Note   Since the DllEntryPoint function has no way of indicating whether this call of DLL_PROCESS_ATTACH is the first, logic must be structured to handle this event without regard to when it occurred. Fortunately, Win32 is robust enough to handle this situation by allowing for testing to see if the memory has been mapped. This is done by first attempting to open a presumably existing file mapping, whether it actually exists or not. If the call fails, the memory mapping does not already exist and must be created. Otherwise, the DLL simply uses the handle that is returned. The example below demonstrates this logic.

PORT.C

    LoadString (hDLL, IDS_MAPFILENAME, szMapFileName, MAX_PATH);

    // Attempt to open existing file mapping.
    if ((hMMFile = OpenFileMapping (FILE_MAP_READ, 
                                    FALSE,
                                    szMapFileName)))
        // If successful, initialization has already been performed.
        return TRUE;

    if (!GetIniFile (hDLL, szIniFilePath))
        return FALSE;

    if ((int)(hFile = (HANDLE)OpenFile (szIniFilePath, 
                                        &of, 
                                        OF_READ)) == -1)
        return FALSE;
    else
        {
        nFileSize = GetFileSize (hFile, NULL);
        CloseHandle (hFile);
        }

    if (!(hMMFile = CreateFileMapping ((HANDLE)0xffffffff,
                                       NULL,
                                       PAGE_READWRITE,
                                       0,
                                       nFileSize * 2,
                                       szMapFileName)))
        return FALSE;

This example is an excerpt of code extracted from the PortTool DLL's process initialization routine. It first attempts to open a handle to an existing memory-mapped file based on a common memory-mapped filename. The name is stored as a string resource among the DLL's module resources. This way each process that attaches to the DLL is able to open a handle to the same memory-mapped file. Then, when an application needs to access the memory-mapped file, the application simply maps a view of the file through the file handle. This technique is remarkably efficient and easily coded. Note that if more than one thread may write to this memory at a time, a mutex (mutual exclusion) may be necessary to avoid contention.
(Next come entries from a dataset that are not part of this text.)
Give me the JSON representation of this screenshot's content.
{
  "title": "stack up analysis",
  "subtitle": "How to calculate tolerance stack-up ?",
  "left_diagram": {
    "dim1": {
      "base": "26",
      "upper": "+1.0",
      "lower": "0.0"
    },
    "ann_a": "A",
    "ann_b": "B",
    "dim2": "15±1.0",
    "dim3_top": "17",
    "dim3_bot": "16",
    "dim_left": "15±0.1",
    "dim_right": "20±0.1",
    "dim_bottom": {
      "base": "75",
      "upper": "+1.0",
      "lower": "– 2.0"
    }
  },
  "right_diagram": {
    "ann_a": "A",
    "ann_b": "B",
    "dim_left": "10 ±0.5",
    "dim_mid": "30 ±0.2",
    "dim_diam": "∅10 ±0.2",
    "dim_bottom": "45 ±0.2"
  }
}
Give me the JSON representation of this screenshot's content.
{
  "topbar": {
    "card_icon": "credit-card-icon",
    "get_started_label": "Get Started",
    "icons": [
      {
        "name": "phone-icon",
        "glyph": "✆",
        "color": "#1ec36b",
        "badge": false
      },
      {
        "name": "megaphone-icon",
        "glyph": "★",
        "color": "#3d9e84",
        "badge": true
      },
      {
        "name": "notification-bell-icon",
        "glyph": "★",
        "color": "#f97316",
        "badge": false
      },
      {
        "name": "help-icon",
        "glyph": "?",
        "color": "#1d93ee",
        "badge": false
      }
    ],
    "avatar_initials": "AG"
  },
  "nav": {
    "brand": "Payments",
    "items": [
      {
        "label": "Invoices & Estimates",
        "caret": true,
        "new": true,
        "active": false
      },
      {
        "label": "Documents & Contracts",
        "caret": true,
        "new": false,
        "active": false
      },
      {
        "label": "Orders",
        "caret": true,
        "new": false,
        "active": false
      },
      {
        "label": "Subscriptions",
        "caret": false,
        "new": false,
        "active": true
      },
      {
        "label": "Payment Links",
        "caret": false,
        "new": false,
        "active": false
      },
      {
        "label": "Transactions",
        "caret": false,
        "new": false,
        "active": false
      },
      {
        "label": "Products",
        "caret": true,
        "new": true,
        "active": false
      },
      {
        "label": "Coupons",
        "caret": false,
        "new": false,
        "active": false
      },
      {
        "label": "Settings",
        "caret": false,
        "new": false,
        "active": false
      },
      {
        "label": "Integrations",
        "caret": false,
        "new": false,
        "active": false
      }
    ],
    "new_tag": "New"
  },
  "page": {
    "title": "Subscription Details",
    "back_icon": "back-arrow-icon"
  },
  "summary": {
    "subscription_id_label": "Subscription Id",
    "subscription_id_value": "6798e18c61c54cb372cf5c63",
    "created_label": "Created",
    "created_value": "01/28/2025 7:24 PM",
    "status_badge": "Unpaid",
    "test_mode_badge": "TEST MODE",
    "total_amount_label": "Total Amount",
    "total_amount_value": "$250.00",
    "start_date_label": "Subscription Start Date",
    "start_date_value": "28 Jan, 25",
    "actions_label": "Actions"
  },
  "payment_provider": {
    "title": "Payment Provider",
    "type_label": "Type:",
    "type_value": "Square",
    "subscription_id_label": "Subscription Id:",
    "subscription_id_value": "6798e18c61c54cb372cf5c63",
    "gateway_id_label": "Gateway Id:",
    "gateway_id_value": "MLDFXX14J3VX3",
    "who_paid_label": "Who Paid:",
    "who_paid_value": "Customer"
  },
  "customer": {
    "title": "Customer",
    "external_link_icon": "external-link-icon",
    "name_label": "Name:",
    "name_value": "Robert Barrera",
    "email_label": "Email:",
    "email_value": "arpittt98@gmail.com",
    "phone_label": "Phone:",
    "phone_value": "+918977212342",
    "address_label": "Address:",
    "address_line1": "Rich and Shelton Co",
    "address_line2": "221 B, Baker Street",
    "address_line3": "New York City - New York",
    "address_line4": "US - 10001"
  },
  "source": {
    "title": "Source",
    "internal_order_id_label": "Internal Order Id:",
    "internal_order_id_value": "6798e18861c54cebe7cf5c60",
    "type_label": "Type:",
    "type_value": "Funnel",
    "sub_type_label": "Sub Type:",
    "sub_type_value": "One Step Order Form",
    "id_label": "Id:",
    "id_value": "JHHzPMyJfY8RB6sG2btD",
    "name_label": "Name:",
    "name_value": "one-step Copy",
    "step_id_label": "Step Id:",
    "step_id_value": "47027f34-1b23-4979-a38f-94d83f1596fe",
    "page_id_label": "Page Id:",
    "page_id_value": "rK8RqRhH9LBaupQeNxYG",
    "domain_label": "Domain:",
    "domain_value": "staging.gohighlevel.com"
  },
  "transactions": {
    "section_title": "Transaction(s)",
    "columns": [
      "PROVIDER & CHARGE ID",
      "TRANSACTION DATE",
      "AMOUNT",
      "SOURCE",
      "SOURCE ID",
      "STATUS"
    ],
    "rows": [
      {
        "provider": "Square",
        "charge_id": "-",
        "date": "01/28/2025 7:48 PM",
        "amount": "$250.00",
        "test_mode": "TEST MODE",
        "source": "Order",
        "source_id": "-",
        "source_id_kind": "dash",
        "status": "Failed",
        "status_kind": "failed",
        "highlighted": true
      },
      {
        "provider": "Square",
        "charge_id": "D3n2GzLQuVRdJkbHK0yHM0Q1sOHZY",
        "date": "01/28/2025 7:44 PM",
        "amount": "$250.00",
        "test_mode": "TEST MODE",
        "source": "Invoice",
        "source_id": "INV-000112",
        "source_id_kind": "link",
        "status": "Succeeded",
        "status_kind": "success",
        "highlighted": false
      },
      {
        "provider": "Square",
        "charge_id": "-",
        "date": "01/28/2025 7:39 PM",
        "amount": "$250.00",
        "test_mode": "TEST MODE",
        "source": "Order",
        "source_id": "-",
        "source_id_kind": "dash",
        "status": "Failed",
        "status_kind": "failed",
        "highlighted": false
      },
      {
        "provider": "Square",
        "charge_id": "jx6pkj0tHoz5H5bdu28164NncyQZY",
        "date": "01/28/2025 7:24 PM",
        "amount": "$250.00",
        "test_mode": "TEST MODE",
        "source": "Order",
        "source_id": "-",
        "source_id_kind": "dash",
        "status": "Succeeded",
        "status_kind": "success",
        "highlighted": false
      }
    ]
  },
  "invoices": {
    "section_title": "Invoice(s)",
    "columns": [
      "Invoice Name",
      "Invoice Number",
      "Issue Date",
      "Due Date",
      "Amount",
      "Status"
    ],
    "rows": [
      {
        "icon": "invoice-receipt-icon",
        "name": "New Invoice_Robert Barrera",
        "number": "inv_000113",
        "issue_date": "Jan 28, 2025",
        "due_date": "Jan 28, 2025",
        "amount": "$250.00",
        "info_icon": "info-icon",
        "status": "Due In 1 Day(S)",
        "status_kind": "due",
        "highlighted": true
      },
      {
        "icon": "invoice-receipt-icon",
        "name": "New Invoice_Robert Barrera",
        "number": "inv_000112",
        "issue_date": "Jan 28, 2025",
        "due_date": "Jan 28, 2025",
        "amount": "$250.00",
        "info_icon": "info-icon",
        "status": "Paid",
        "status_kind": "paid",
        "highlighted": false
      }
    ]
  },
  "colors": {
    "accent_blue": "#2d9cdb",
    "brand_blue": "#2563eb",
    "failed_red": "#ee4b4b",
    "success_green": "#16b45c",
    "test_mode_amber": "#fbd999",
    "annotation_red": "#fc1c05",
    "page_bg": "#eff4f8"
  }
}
Another method for sharing information between processes that load a DLL is to share the DLL's global data. A provision exists for making a DLL's global data shared, but it is of little use for communicating information between processes. Because the addresses of pointers in one process make no sense to a second process, a second process could not address memory in the first process through global pointers. In fact, the value of the variables themselves is the extent of this communication, and even this is of little use because many values are useless in another process. For instance, a handle to an object such as a memory-mapped file can only be used in the context of the process that created it. Attempting to use that handle in another process results in an error. On the other hand, there are some useful methods for communicating between processes in this manner. For example, a global flag could be set up that indicated status between processes, process control could be managed from a parent process, or perhaps synchronization of independent processes could be achieved in this way. Keep in mind that, if more than one process will be writing to a variable, a critical section should be used to avoid contention.

Still another conflict may arise when using global variables. Win32 is multithreaded, meaning that more than one thread may be accessing a DLL at a time. And if each thread belongs to the same process, they all share the global variables of that process, including the global variables of a DLL. Each thread that calls into the DLL has access to the global variables of that DLL. In some cases, it is desirable for each thread to have its own local set of data. Win32 provides a mechanism called thread local storage (TLS) that allows each thread to have its own set of data without the burden of huge, memory-management code.

Using TLS, a DLL can generically manage memory for one or more threads without requiring the calling thread to keep track of and pass an ID. Win32 internally identifies each thread such that the DLL only needs to keep track of a single TLS index and let the system resolve which thread is calling it. Each process in Win32 is guaranteed at least 64 TLS indexes available. So at least 64 different DLLs that use TLS could be loaded into the same process simultaneously, assuming there were enough memory to support loading 64 DLLs.

To set up and use TLS in a DLL, follow these steps:

  1. Upon process initialization, a DLL allocates a TLS index through TlsAlloc, allocates some dynamic memory for this thread, and stores the address of the memory in the TLS slot through TlsSetValue.

  2. Upon thread initialization for subsequent threads, the DLL allocates more dynamic memory and stores the address of this memory using TlsSetValue with the TLS index value from before. The system resolves the TLS index and the thread internal ID to a different location than previous threads.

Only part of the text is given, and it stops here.